Before walking into Campbell Hall for a performance by Oregon-based Pink Martini, I knew very little about them. Having only heard one of their songs and having liked it, I was hoping for more of the same. By the end of the show, I went out of it half impressed and half confused.
My first look at the stage had me worried, with instruments ranging from a harp to a drum set; where would the musicians fit in? In retrospect, the cluttered stage is a fitting background for this group – which features twelve musicians plus lead singer China Forbes. That’s an impressive number of people, but what is more impressive is that they mesh well. Pink Martini’s band members are all of diverse backgrounds, both personal and educational, making the band’s performances eclectic, to say the least.
The eclectic feel is both their strength and, regrettably, their weakness. They draw on several different cultures and styles for their beats and sing in different languages from French, Spanish and Italian to Japanese. It is quite remarkable that they are able to perform in these languages and give a taste of world music to their audiences, but in the end you have to ask, “Just what does Pink Martini want to be?”
Ultimately, the answer lies in that ambiguity. The band’s main draw is the fact that it is difficult to classify their music as any one particular genre. And while their penchant for dabbling in so many styles can be perplexing, it has become the defining feature of their act.

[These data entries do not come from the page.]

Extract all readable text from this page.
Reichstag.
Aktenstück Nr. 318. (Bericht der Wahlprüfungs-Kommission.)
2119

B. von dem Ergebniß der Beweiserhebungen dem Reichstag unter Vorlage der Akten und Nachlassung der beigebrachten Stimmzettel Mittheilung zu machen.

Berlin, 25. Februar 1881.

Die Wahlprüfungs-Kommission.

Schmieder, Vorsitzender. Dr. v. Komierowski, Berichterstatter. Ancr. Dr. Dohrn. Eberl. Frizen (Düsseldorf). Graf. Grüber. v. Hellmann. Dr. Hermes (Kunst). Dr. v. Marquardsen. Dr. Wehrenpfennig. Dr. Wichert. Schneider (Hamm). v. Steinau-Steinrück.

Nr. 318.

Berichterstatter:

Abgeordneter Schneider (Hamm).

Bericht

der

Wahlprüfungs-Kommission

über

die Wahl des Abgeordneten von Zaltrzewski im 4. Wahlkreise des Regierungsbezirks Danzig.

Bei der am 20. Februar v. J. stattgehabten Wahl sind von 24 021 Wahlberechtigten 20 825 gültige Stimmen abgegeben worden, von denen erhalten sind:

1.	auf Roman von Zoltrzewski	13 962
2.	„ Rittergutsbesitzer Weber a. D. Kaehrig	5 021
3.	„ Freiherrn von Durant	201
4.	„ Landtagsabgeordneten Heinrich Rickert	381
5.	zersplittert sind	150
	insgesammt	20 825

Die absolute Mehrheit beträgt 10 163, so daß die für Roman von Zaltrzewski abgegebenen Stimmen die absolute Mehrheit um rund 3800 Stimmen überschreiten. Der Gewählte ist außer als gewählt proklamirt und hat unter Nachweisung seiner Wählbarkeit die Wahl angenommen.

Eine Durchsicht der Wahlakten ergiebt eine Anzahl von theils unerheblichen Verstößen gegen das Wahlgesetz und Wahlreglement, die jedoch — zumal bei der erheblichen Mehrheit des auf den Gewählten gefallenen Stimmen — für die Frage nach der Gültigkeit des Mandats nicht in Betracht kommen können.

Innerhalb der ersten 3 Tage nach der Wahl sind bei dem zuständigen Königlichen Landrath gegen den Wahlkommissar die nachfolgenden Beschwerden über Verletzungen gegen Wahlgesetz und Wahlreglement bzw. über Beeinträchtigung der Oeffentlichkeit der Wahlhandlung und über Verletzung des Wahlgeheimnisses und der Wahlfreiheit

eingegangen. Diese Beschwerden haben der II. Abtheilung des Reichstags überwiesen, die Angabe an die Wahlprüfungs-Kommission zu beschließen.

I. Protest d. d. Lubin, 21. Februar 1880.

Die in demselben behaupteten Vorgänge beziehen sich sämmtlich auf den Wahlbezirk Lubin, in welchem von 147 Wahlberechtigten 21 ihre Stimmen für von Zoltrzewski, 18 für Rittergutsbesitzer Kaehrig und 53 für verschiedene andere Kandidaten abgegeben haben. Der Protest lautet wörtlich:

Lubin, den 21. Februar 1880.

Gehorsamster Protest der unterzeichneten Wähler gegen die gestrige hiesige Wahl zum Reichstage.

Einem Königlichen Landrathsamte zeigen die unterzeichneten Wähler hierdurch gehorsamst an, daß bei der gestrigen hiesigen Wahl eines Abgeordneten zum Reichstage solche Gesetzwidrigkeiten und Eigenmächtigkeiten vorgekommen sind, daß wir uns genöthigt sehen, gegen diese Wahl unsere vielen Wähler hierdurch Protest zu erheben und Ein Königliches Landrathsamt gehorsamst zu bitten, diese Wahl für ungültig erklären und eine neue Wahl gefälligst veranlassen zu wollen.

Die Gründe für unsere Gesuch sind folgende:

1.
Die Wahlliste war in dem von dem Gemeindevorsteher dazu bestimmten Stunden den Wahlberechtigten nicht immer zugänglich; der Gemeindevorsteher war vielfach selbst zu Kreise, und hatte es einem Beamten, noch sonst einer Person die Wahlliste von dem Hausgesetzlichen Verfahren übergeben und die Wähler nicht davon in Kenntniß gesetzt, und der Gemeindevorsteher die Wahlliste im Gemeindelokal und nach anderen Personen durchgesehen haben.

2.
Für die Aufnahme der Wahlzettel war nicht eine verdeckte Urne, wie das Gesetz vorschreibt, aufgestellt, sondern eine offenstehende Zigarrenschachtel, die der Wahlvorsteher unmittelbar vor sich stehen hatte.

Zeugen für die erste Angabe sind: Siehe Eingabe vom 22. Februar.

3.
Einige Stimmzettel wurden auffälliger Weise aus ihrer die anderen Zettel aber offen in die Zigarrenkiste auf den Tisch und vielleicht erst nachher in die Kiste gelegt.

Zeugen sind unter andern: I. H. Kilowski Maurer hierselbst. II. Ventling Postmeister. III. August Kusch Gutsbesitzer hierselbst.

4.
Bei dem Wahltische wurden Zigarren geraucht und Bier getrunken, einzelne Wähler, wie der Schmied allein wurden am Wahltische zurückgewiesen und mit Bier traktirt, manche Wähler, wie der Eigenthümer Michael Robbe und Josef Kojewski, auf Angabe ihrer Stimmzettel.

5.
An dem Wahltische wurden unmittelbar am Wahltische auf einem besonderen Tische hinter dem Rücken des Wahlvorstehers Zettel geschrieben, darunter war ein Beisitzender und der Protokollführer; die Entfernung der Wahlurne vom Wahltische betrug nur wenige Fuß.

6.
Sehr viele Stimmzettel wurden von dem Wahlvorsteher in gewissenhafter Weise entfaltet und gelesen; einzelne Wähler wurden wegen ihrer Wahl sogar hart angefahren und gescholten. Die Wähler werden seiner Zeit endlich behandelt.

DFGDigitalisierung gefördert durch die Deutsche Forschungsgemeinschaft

The great thing about seeing Pink Martini live is that they are actually better than on their albums, quite unlike most solo artists and bands. They excel particularly at big band sounds and jazzy tunes like “Donde Estas, Yolanda?” and “Sympathique,” the highlights of the evening. Another beautiful piece is “Let’s Never Stop Falling In Love,” which has been featured on the soundtrack to the film “Mr. & Mrs. Smith.” Forbes’ vocals are smooth and sultry, and when she writes her own lyrics, they can be quite humorous, especially when they are about men she meets at parties and never sees again. Adding to the playfulness of the show is pianist Thomas M. Lauderdale, often interjecting tidbits of information between songs, including how a Hunt’s ketchup advertisement inspired the song “Hang on Little Tomato” or how they continue to perform their “illegal” version of a certain French song. Lauderdale looks a little out of place with his strikingly blond hair and black-rimmed glasses among the older members of the group, but he is a fantastic showman.
Pink Martini may be for mature tastes in music, but this ensemble has talented musicians and singers and brings a unique world flavor to their music. You may be a little frustrated trying to figure out just what kind of music you’re listening to, but you’ll thoroughly enjoy it anyway. Most of their songs inspire audiences to take to the dance floor, and while Pink Martini encourages it, the venues usually do not. Interestingly, this has incited mild rioting in past performances – I guess they’re just that good. From French jazz to Cuban rhythms, Pink Martini puts on a show that will make you want to grab a gorgeous stranger and dance the night away.